Unnamed: 0,flags,datatype,date,station,temp_C,temp_C_whole,temp_F,temp_F_whole
28,",,W,2400",TMAX,2018-10-10,GHCND:USW00014732,27.8,27,82.04,82
19,",,W,2400",TMAX,2018-10-07,GHCND:USW00014732,27.8,27,82.04,82
31,",,W,2400",TMAX,2018-10-11,GHCND:USW00014732,26.7,26,80.06,80
10,",,W,2400",TMAX,2018-10-04,GHCND:USW00014732,26.1,26,78.98,78
4,",,W,2400",TMAX,2018-10-02,GHCND:USW00014732,26.1,26,78.98,78
25,",,W,2400",TMAX,2018-10-09,GHCND:USW00014732,25.6,25,78.08,78
1,",,W,2400",TMAX,2018-10-01,GHCND:USW00014732,25.6,25,78.08,78
7,",,W,2400",TMAX,2018-10-03,GHCND:USW00014732,25.0,25,77.0,77
27,"H,,S,",TAVG,2018-10-10,GHCND:USW00014732,23.8,23,74.84,74
30,"H,,S,",TAVG,2018-10-11,GHCND:USW00014732,23.4,23,74.12,74


We can also sort an index (either the row index or the column index). In the following example, we sort the column names by using the `sort_index` method.

In [35]:
new_df.sort_index(axis='columns').head()

Unnamed: 0,datatype,date,flags,station,temp_C,temp_C_whole,temp_F,temp_F_whole
0,TAVG,2018-10-01,"H,,S,",GHCND:USW00014732,21.2,21,70.16,70
1,TMAX,2018-10-01,",,W,2400",GHCND:USW00014732,25.6,25,78.08,78
2,TMIN,2018-10-01,",,W,2400",GHCND:USW00014732,18.3,18,64.94,64
3,TAVG,2018-10-02,"H,,S,",GHCND:USW00014732,22.7,22,72.86,72
4,TMAX,2018-10-02,",,W,2400",GHCND:USW00014732,26.1,26,78.98,78


Above when sorting the rows by value, notice that the index showed the original index of the row. Whenever reordering, filtering, or manipulating rows of data, pandas keeps the original index, i.e., the row at index 5 will be the same data as the 6th line of the original csv (remember that python uses a 0 index). This could leave you with rows that are "out of order" or have missing values in the index.
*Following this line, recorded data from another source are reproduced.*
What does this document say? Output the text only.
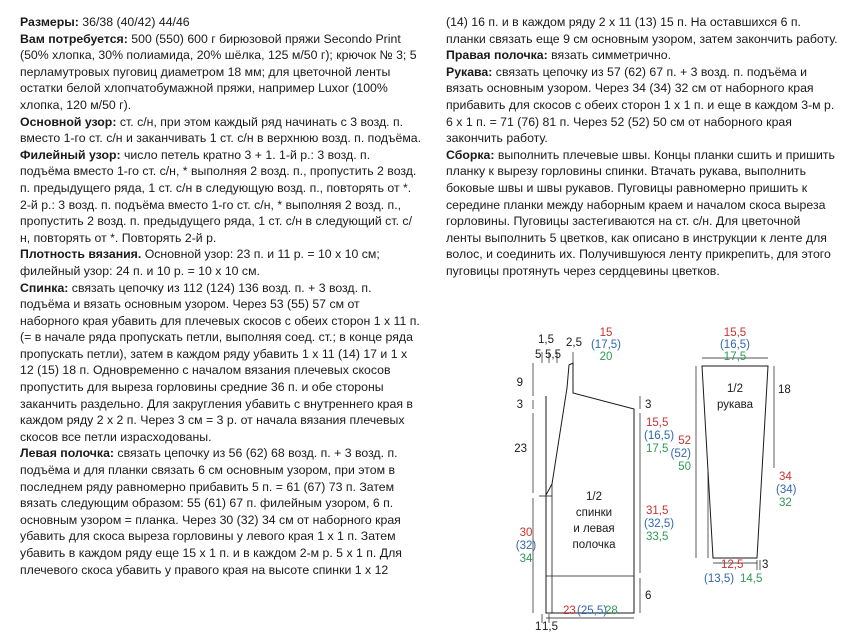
Размеры: 36/38 (40/42) 44/46

Вам потребуется: 500 (550) 600 г бирюзовой пряжи Secondo Print (50% хлопка, 30% полиамида, 20% шёлка, 125 м/50 г); крючок № 3; 5 перламутровых пуговиц диаметром 18 мм; для цветочной ленты остатки белой хлопчатобумажной пряжи, например Luxor (100% хлопка, 120 м/50 г).

Основной узор: ст. с/н, при этом каждый ряд начинать с 3 возд. п. вместо 1-го ст. с/н и заканчивать 1 ст. с/н в верхнюю возд. п. подъёма.

Филейный узор: число петель кратно 3 + 1. 1-й р.: 3 возд. п. подъёма вместо 1-го ст. с/н, * выполняя 2 возд. п., пропустить 2 возд. п. предыдущего ряда, 1 ст. с/н в следующую возд. п., повторять от *. 2-й р.: 3 возд. п. подъёма вместо 1-го ст. с/н, * выполняя 2 возд. п., пропустить 2 возд. п. предыдущего ряда, 1 ст. с/н в следующий ст. с/н, повторять от *. Повторять 2-й р.

Плотность вязания. Основной узор: 23 п. и 11 р. = 10 х 10 см; филейный узор: 24 п. и 10 р. = 10 х 10 см.

Спинка: связать цепочку из 112 (124) 136 возд. п. + 3 возд. п. подъёма и вязать основным узором. Через 53 (55) 57 см от наборного края убавить для плечевых скосов с обеих сторон 1 х 11 п. (= в начале ряда пропускать петли, выполняя соед. ст.; в конце ряда пропускать петли), затем в каждом ряду убавить 1 х 11 (14) 17 и 1 х 12 (15) 18 п. Одновременно с началом вязания плечевых скосов пропустить для выреза горловины средние 36 п. и обе стороны заканчить раздельно. Для закругления убавить с внутреннего края в каждом ряду 2 х 2 п. Через 3 см = 3 р. от начала вязания плечевых скосов все петли израсходованы.

Левая полочка: связать цепочку из 56 (62) 68 возд. п. + 3 возд. п. подъёма и для планки связать 6 см основным узором, при этом в последнем ряду равномерно прибавить 5 п. = 61 (67) 73 п. Затем вязать следующим образом: 55 (61) 67 п. филейным узором, 6 п. основным узором = планка. Через 30 (32) 34 см от наборного края убавить для скоса выреза горловины у левого края 1 х 1 п. Затем убавить в каждом ряду еще 15 х 1 п. и в каждом 2-м р. 5 х 1 п. Для плечевого скоса убавить у правого края на высоте спинки 1 х 12

(14) 16 п. и в каждом ряду 2 х 11 (13) 15 п. На оставшихся 6 п. планки связать еще 9 см основным узором, затем закончить работу.

Правая полочка: вязать симметрично.

Рукава: связать цепочку из 57 (62) 67 п. + 3 возд. п. подъёма и вязать основным узором. Через 34 (34) 32 см от наборного края прибавить для скосов с обеих сторон 1 х 1 п. и еще в каждом 3-м р. 6 х 1 п. = 71 (76) 81 п. Через 52 (52) 50 см от наборного края закончить работу.

Сборка: выполнить плечевые швы. Концы планки сшить и пришить планку к вырезу горловины спинки. Втачать рукава, выполнить боковые швы и швы рукавов. Пуговицы равномерно пришить к середине планки между наборным краем и началом скоса выреза горловины. Пуговицы застегиваются на ст. с/н. Для цветочной ленты выполнить 5 цветков, как описано в инструкции к ленте для волос, и соединить их. Получившуюся ленту прикрепить, для этого пуговицы протянуть через сердцевины цветков.

1/2
спинки
и левая
полочка
1,5 2,5
5,5
5
15
(17,5)
20
9
3
23
30
(32)
34
3
15,5
(16,5)
17,5
31,5
(32,5)
33,5
6
23 (25,5)
28
1 1,5
1/2
рукава
15,5
(16,5)
17,5
18
52
(52)
50
34
(34)
32
12,5
(13,5) 14,5
3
We can simply create a new index at the current value by using `reset_index()`

In [37]:
new_df.loc[(new_df.temp_C >= 20)
           & (new_df.temp_C <= 25)
           & (new_df.datatype == 'TAVG')]\
    .sort_values('temp_C')\
    .reset_index()

Unnamed: 0,index,flags,datatype,date,station,temp_C,temp_C_whole,temp_F,temp_F_whole
0,12,"H,,S,",TAVG,2018-10-05,GHCND:USW00014732,20.3,20,68.54,68
1,21,"H,,S,",TAVG,2018-10-08,GHCND:USW00014732,20.9,20,69.62,69
2,0,"H,,S,",TAVG,2018-10-01,GHCND:USW00014732,21.2,21,70.16,70
3,9,"H,,S,",TAVG,2018-10-04,GHCND:USW00014732,21.3,21,70.34,70
4,6,"H,,S,",TAVG,2018-10-03,GHCND:USW00014732,21.8,21,71.24,71
5,24,"H,,S,",TAVG,2018-10-09,GHCND:USW00014732,21.8,21,71.24,71
6,3,"H,,S,",TAVG,2018-10-02,GHCND:USW00014732,22.7,22,72.86,72
7,18,"H,,S,",TAVG,2018-10-07,GHCND:USW00014732,22.8,22,73.04,73
8,30,"H,,S,",TAVG,2018-10-11,GHCND:USW00014732,23.4,23,74.12,74
9,27,"H,,S,",TAVG,2018-10-10,GHCND:USW00014732,23.8,23,74.84,74


In [39]:
new_df.reset_index()

This pushes the original index to a new column, and create a new numeric index based on the current order and filter in place.

## Closing Thoughts

There are many other methods that could be useful in a data cleaning process. These are only a small handful of things that could be done. Once again, the specifics of your data cleaning proces are going to depend entirely on your data set, how you have retrieved it, knowledge of the measurement methods and tools, knowledge of error on those measurements, and many other pieces of information. Always keep in mind the end questions like the following:
- which data are going to be useful moving forward while still providing a clear picture?
- are there any clear outliers that might be caused by bad measurements or intentionally deceptive data?
- is the data currently in the format that I need it, such as correct units and data types?

Questions like these will guide which processes you undertake.